One of the promising new approaches we are investigating is genetically modified gene drive mosquitoes. We have recently teamed up with researchers at Imperial College London as part of a project named Transmission: Zero. The team in London has successfully engineered mosquitoes that block the growth of malaria-causing parasites in their gut, thus preventing transmission of the disease to humans. This innovation is designed to be coupled with a gene drive so that the modification could be spread in wild populations of mosquitoes and help cut malaria transmission.
In keeping with international guidelines, the project will be proceeding in stages, to evaluate both the efficacy and safety of this new technology in incremental steps. At the Ifakara Health Institute, we have developed the infrastructure required to both engineer and handle the genetic modification in a confined environment. We have also set up the necessary facilities that will allow us to conduct some preliminary tests in the laboratory. These will include for example collecting malaria parasites and evaluating whether the genetic modification is effective against these parasites. Our team is also working closely with local communities to share information and knowledge about our work on novel approaches to control malaria. If this technology is proven to be safe and effective, it could represent a powerful new tool in the fight against this deadly disease.

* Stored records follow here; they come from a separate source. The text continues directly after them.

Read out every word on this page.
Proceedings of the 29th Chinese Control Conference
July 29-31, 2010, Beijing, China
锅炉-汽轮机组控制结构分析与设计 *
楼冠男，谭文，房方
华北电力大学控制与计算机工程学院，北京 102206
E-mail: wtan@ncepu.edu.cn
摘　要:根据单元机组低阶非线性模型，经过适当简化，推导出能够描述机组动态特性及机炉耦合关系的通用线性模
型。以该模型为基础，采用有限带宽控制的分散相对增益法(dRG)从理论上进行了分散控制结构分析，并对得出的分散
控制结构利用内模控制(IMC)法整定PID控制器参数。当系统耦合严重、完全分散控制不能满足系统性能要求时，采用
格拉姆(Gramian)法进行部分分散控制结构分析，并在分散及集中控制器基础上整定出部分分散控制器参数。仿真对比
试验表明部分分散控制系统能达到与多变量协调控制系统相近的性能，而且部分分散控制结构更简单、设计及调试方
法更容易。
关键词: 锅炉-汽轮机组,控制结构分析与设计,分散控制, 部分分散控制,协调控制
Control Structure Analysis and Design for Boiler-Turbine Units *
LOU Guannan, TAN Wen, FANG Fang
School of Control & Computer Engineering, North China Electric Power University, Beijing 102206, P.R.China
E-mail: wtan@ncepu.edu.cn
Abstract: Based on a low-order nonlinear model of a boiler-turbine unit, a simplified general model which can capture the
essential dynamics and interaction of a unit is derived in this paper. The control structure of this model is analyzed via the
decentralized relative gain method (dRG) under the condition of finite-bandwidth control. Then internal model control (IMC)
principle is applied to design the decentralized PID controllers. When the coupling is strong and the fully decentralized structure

A Biosafety Level 3 (BSL-3) portable containment laboratory at the Ifakara Health Institute, Tanzania
As gene drive technologies move closer to potential field evaluations, it will be essential to ensure that the necessary groundwork for these technologies to be tested safely and efficiently has been laid out. Eventual testing of gene drive technologies in the field will require the development of local technical capacity and infrastructure, as well as the establishment of both national and regional guidelines to help direct these efforts. Most importantly, sustained engagement and communication with key stakeholders – such as communities who are affected by malaria and who could potentially benefit from these tools – should be carried out, to increase both awareness and knowledge of these innovative tools.